Spoken word poems rhyme against rage

By: Olivia Fratangeli, Contributing Writer

“This skin is a battlefield,” recited Jacob Mayberry, also known as Black Chakra or J. Tesla, to an intimate audience. Along with two other poets, Mayberry’s spoken word poetry echoed around the Chesapeake rooms during “Rhymes Against Rage: Through the Fire” on Sept. 15.

Sponsored by the Center for Student Diversity, the performance and discussion centered on themes of race and identity and featured spoken word poetry by writers Kenneth Morrison, Mercedez Holtry and Jasmine Mans, in addition to Mayberry.

Mans has been writing poetry since she was seven years old.

“I used to have to write for an orator class as a kid, and I didn’t like it,” Mans said. “My writing came out of rebellion.”

Mans, who is inspired by artists like Tupac, Maya Angelou and Nikki Giovanni, said she first wrote to “win,” but now writes to be thoughtful.

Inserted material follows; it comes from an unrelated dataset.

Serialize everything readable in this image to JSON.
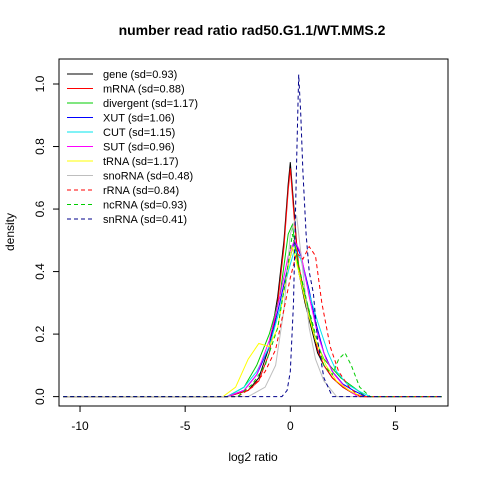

Mans’ poems “Dear Ex-Lover” and “Footnotes for Kanye” drew noticeable reaction from the crowd.

“Be consistent,” Mans said to up-and-coming writers. “Commit to writing, commit to writing the truth.”

Freshman Nicole Banks said that she anticipated the serious content and nature of some performances.

“I knew it was going to be emotional because all the spoken word was about race,” Banks said.

Womanist United President Breya Johnson, also the Student Government Association’s assistant director of health and wellness, said that she was inspired by Mans and proud of the turnout for the spoken word event. Although the crowd was small, Johnson said that she believes that people who attending the readings were meant to be there.

“It was everything I thought it would be,” Johnson said.